In early days he used to go to Ivan Ivanovich. Ivan Ivanovich is a very refined man, and in polite conversation never utters an impolite word, and is offended at once if he hears one. Ivan Nikiforovich is not always on his guard. On such occasions Ivan Ivanovich usually rises from his seat, and says, “Enough, enough, Ivan Nikiforovich! it’s better to go out into the sun at once, than to utter such godless words.”

Ivan Ivanovich goes into a terrible rage if a fly falls into his beet-soup; then he is fairly beside himself; and he flings away his plate, and the housekeeper catches it. Ivan Nikiforovich is exceedingly fond of bathing; and, when he gets up to the neck in water, he orders a table and a samovar to be placed on the water, and he is very fond of drinking tea in that cool position. Ivan Ivanovich shaves his beard twice a week; Ivan Nikiforovich, once. Ivan Ivanovich is extremely curious. God preserve you if you begin to tell him anything, and do not finish it! If he is displeased with anything, he lets it be seen at once. It is very hard to tell from Ivan Nikiforovich’s countenance whether he is pleased or angry: even if he is rejoiced at anything, he will not show it.

Ivan Ivanovich is of a rather timid character: Ivan Nikiforovich, on the contrary, has such full folds in his trousers, that, if you were to inflate them, you might put the court-yard, with its store-houses and buildings, inside them. Ivan Ivanovich has large, expressive eyes, of a snuff color, and a mouth shaped something like the letter V. Ivan Nikiforovich has small, yellowish eyes, quite concealed between heavy brows and fat cheeks; and his nose is the shape of a ripe plum. If Ivan Ivanovich treats you to snuff, he always licks the cover of his box first with his tongue, then taps on it with his finger, and says, as he raises it, if you are an acquaintance, “Dare I beg you, sir, to give me the pleasure?”—if a stranger, “Dare I beg you, sir, though I have not the honor of knowing your rank, name, and family, to do me the favor?” But Ivan Nikiforovich puts his box straight into your hand, and merely adds, “Do me the favor.” Neither Ivan Ivanovich nor Ivan Nikiforovich loves fleas; and therefore, neither Ivan Ivanovich nor Ivan Nikiforovich will, on any account, admit a Jew with his wares, without purchasing of him elixir in various little boxes, as remedies against these insects, having first rated him well for belonging to the Hebrew faith.

But, in spite of numerous dissimilarities, Ivan Ivanovich and Ivan Nikiforovich are both very fine men.

II

From Which May Be Seen What Ivan Ivanovich Wanted, Whence Arose the Discussion between Ivan Ivanovich and Ivan Nikiforovich, and Where It Ended

One morning—it was in July—Ivan Ivanovich was lying on his veranda.

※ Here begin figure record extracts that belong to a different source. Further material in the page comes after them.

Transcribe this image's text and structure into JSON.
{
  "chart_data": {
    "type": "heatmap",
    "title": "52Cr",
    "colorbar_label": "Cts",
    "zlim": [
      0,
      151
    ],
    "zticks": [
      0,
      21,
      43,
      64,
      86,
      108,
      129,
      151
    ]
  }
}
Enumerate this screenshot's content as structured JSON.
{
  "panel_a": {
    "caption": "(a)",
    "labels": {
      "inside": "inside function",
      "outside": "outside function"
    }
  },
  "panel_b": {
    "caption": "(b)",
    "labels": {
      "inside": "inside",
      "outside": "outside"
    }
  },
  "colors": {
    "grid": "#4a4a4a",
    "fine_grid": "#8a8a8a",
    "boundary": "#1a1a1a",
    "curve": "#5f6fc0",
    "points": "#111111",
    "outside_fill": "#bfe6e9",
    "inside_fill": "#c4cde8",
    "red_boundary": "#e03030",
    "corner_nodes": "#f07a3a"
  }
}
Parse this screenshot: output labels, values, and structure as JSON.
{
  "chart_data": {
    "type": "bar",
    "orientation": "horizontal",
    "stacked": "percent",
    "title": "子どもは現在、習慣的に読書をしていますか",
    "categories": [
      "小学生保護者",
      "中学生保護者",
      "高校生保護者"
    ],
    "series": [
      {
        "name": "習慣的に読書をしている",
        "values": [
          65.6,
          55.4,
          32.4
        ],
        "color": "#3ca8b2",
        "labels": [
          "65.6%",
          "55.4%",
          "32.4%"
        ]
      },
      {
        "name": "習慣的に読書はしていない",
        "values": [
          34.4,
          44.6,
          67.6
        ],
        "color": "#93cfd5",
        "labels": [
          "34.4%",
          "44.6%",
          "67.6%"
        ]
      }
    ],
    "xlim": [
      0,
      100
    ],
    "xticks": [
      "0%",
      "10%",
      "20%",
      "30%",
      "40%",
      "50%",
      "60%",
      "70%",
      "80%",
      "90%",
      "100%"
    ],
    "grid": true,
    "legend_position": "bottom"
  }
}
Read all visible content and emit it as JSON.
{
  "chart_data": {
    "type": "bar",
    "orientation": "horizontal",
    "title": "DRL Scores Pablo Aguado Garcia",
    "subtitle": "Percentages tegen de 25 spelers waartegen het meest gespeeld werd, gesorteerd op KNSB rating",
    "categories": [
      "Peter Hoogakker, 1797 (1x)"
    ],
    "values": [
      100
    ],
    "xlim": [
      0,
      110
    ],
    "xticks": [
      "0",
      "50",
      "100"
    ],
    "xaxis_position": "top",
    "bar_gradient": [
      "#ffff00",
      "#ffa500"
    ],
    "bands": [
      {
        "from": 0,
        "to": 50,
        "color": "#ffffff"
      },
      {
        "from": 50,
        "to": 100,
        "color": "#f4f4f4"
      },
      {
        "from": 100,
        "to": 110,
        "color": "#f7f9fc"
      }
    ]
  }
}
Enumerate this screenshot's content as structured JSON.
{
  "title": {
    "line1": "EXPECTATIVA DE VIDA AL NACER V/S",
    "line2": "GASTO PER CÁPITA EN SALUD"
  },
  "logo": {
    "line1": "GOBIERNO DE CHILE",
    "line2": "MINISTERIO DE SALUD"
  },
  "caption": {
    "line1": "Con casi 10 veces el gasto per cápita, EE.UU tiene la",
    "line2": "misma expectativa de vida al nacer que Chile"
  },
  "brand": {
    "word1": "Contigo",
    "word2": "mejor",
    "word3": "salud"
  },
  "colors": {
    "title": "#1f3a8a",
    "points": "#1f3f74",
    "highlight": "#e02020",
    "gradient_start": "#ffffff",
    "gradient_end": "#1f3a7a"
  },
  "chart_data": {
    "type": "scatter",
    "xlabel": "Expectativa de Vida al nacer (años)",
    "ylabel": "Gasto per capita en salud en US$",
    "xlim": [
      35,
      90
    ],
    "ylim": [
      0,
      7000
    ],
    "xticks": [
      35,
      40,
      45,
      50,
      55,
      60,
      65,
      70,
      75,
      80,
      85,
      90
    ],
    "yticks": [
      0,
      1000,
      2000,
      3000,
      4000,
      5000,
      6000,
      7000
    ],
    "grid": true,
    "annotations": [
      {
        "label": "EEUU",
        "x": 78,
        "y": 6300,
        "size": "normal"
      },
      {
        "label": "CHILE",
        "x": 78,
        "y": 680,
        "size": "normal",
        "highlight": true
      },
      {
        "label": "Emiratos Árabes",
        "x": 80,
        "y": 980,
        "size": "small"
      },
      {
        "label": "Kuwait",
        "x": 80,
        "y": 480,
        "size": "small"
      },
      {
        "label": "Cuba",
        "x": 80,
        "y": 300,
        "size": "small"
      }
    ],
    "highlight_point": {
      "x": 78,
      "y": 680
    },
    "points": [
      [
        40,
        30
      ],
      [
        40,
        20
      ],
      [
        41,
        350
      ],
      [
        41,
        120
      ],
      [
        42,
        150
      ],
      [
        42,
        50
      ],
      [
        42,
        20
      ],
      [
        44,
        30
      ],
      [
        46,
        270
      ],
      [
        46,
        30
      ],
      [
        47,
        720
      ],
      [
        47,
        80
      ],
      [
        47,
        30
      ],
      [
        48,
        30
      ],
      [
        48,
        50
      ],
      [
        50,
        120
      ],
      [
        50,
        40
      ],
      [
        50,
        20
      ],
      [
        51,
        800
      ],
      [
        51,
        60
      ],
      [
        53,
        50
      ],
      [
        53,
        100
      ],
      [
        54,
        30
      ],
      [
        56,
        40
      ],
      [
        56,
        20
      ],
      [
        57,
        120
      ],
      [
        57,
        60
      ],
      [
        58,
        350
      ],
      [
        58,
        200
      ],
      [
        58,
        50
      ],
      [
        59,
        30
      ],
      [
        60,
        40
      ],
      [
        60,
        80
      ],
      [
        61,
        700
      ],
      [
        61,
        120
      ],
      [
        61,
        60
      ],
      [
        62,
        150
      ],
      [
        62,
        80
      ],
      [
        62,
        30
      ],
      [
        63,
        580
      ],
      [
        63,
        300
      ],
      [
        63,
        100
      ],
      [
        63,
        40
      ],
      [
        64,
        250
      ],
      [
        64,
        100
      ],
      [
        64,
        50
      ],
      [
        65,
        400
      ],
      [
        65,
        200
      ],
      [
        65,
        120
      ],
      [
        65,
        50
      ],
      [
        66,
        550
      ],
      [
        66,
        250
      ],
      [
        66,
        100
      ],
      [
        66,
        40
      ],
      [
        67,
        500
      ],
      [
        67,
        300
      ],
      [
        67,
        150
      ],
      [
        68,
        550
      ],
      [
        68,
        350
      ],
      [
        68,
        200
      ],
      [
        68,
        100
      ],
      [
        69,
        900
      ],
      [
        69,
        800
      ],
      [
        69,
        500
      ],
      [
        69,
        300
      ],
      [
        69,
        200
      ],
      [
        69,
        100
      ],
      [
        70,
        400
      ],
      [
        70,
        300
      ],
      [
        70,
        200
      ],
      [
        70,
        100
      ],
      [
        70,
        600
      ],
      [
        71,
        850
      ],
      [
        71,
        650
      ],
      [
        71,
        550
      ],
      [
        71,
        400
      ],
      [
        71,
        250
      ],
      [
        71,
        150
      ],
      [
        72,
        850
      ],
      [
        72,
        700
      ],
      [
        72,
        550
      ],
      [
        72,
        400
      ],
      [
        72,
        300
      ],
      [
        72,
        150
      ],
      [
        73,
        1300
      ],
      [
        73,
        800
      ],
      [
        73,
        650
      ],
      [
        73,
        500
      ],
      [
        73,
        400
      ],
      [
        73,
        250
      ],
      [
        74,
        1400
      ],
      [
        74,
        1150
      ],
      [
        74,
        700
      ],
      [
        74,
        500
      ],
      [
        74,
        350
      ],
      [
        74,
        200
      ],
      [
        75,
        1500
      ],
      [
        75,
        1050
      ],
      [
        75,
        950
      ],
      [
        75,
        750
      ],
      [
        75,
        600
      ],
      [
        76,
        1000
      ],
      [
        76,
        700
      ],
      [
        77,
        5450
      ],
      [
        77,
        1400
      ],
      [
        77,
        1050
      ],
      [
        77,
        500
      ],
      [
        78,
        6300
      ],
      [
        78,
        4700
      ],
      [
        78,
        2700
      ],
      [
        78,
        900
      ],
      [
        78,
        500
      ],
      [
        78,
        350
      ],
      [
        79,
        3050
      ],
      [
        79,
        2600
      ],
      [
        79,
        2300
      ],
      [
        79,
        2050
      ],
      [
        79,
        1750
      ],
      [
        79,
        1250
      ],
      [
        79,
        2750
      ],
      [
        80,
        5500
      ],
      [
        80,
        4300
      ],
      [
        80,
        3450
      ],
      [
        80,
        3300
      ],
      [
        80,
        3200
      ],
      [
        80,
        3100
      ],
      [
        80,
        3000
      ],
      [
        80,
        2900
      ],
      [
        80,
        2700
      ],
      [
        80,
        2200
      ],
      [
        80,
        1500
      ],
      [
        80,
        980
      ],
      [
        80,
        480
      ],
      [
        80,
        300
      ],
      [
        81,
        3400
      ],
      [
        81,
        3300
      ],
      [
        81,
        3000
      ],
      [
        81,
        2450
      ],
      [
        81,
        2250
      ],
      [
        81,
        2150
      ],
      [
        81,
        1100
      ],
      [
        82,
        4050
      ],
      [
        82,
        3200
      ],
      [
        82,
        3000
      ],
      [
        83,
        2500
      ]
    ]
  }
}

The day was warm; the air was dry, and came in gusts. Ivan Ivanovich had been to town, to the mower’s, and at the farm, and had succeeded in asking all the muzhiks [peasants] and women whom he met, whence, whither, and why. He was fearfully tired, and had lain down to rest. As he lay there, he looked at the store-houses, the court-yard, the sheds, the chickens running about, and thought to himself, “My Heavens! What a master I am! What is there that I have not? Birds, buildings, granaries, everything I take a fancy to; genuine distilled vodka; pears and plums in the orchard; poppies, cabbages, peas, in the garden;… what is there which I have not? I should like to know what there is that I have not?”

As he put this profound question to himself, Ivan Ivanovich reflected; and meantime, his eyes, in their search after fresh objects, crossed the fence into Ivan Nikiforovich’s yard, and involuntarily took note of a curious sight. A fat woman was bringing out clothes, which had been packed away, and spreading them out on the line to air. Presently an old uniform with worn trimmings was swinging its sleeves in the air, and embracing a brocade gown; from behind it peeped a court-coat, its buttons stamped with coats-of- arms, and with moth-eaten collar; white cassimere pantaloons with spots, which had once upon a time clothed Ivan Nikiforovich’s legs, and might now, possibly, fit his fingers. Behind them were speedily hung some more in the shape of the letter II. Then came a blue Cossack jacket, which Ivan Nikiforovich had had made twenty years before, when he prepared to enter the militia, and allowed his mustache to grow. And finally, one after another, appeared a sword, projecting into the air like a spit; then the skirts of a grass-green caftan-like garment, with copper buttons the size of a five-kopek piece, unfolded themselves.